The National Airspace System Safety Review Team (SRT), an FAA-appointed panel of experts, blames Congress’ “shutdown politics” and inadequate FAA funding for increases in close calls involving air safety. In a report released yesterday (Nov. 15), the panel addressed what it describes as recurring gridlock: “This stop-and-start process in Congress has resulted in the disruption of critical activities, notably including the hiring and training of air traffic controllers. It has also slowed down the implementation of key technology modernization programs, delayed thousands of flights, and held up billions of dollars of airport infrastructure investments.”

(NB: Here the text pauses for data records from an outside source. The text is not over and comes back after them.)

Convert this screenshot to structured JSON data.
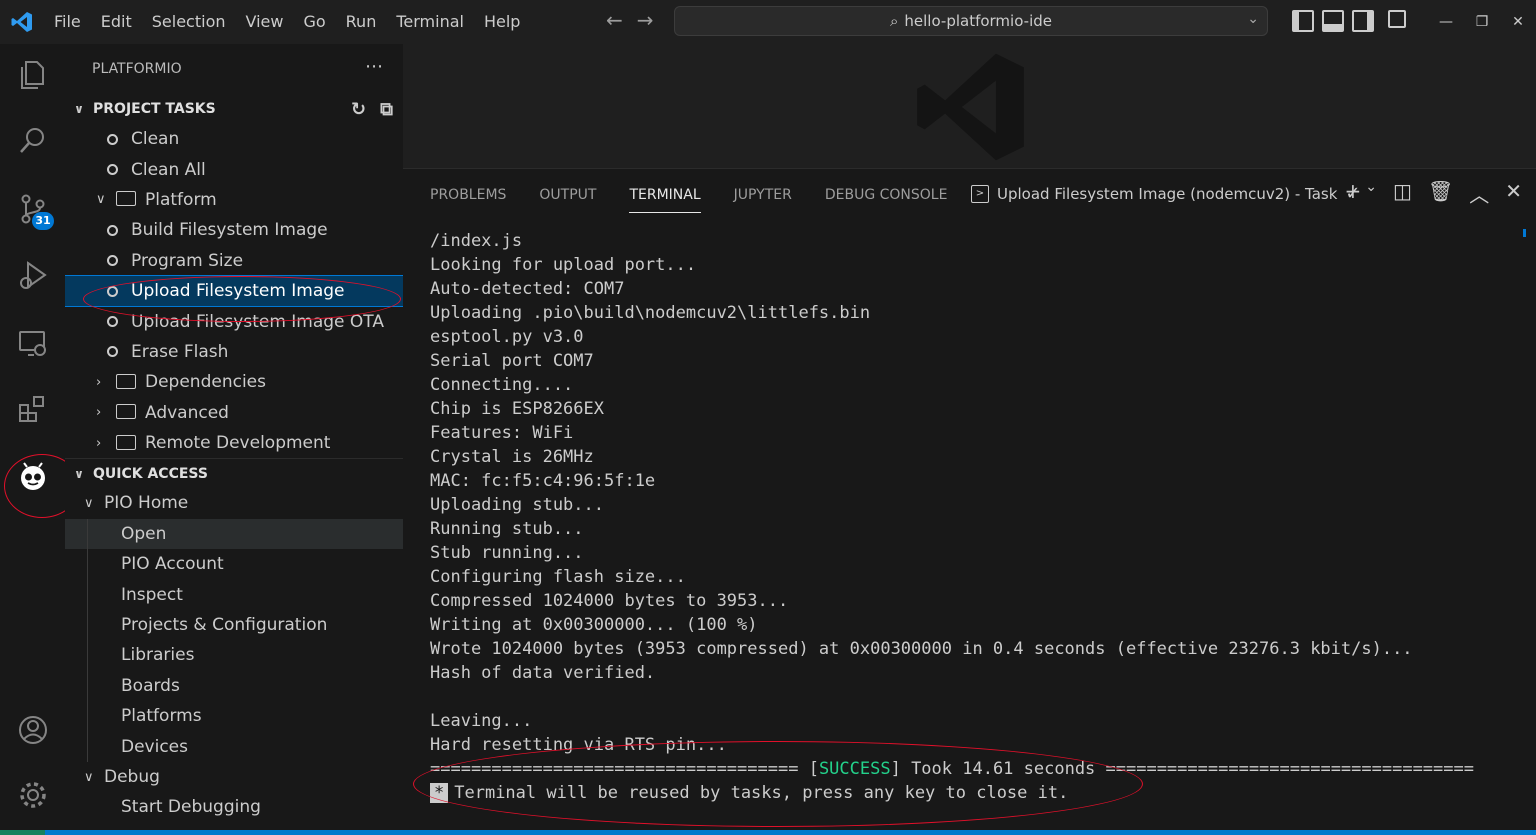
{
  "titlebar": {
    "menu": [
      "File",
      "Edit",
      "Selection",
      "View",
      "Go",
      "Run",
      "Terminal",
      "Help"
    ],
    "search_text": "hello-platformio-ide"
  },
  "activitybar": {
    "scm_badge": "31"
  },
  "sidebar": {
    "title": "PLATFORMIO",
    "project_tasks": {
      "header": "PROJECT TASKS",
      "items": {
        "clean": "Clean",
        "clean_all": "Clean All",
        "platform": "Platform",
        "build_fs": "Build Filesystem Image",
        "program_size": "Program Size",
        "upload_fs": "Upload Filesystem Image",
        "upload_fs_ota": "Upload Filesystem Image OTA",
        "erase_flash": "Erase Flash",
        "dependencies": "Dependencies",
        "advanced": "Advanced",
        "remote_dev": "Remote Development"
      }
    },
    "quick_access": {
      "header": "QUICK ACCESS",
      "pio_home": "PIO Home",
      "open": "Open",
      "pio_account": "PIO Account",
      "inspect": "Inspect",
      "projects": "Projects & Configuration",
      "libraries": "Libraries",
      "boards": "Boards",
      "platforms": "Platforms",
      "devices": "Devices",
      "debug": "Debug",
      "start_debugging": "Start Debugging"
    }
  },
  "panel": {
    "tabs": {
      "problems": "PROBLEMS",
      "output": "OUTPUT",
      "terminal": "TERMINAL",
      "jupyter": "JUPYTER",
      "debug_console": "DEBUG CONSOLE"
    },
    "task_name": "Upload Filesystem Image (nodemcuv2) - Task",
    "terminal_lines": {
      "l1": "/index.js",
      "l2": "Looking for upload port...",
      "l3": "Auto-detected: COM7",
      "l4": "Uploading .pio\\build\\nodemcuv2\\littlefs.bin",
      "l5": "esptool.py v3.0",
      "l6": "Serial port COM7",
      "l7": "Connecting....",
      "l8": "Chip is ESP8266EX",
      "l9": "Features: WiFi",
      "l10": "Crystal is 26MHz",
      "l11": "MAC: fc:f5:c4:96:5f:1e",
      "l12": "Uploading stub...",
      "l13": "Running stub...",
      "l14": "Stub running...",
      "l15": "Configuring flash size...",
      "l16": "Compressed 1024000 bytes to 3953...",
      "l17": "Writing at 0x00300000... (100 %)",
      "l18": "Wrote 1024000 bytes (3953 compressed) at 0x00300000 in 0.4 seconds (effective 23276.3 kbit/s)...",
      "l19": "Hash of data verified.",
      "l21": "Leaving...",
      "l22": "Hard resetting via RTS pin...",
      "sep_left": "==================================== [",
      "success": "SUCCESS",
      "sep_right": "] Took 14.61 seconds ====================================",
      "cursor": "*",
      "reuse": "Terminal will be reused by tasks, press any key to close it."
    }
  }
}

In its executive summary portion of the report, the SRT quoted the International Civil Aviation Organization’s (ICAO) definition of the core topic: “Safety is the state in which the possibility of harm to persons or of property damage is reduced to, and maintained at or below, an acceptable level through a continuing process of hazard identification and safety risk management.”
The panel identified challenges up for discussion, including:
-Process Integrity (strengthening FAA organizational structures, institutionalizing roles and responsibilities, and advancing a proactive, data-driven safety culture)
-Staffing (accurately projecting and investing in hiring, training, and certification of the workforce)
-Facilities, Equipment and Technology (sustaining and modernizing National Airspace System (NAS) infrastructure and investing in technology to maximize safety and efficiency)
-Funding (accurately and consistently funding and authorizing the FAA to facilitate the provision and safety oversight of 24/7, 365 days/year operations.)
The chair of the panel, former FAA Administrator Michael Huerta, told reporters yesterday that there is no “silver bullet” to be found in the information uncovered by the probe. But he did cite that the FAA financial account designated for updating equipment has sat unused for several years, and the result was that spending capacity had diminished over that time.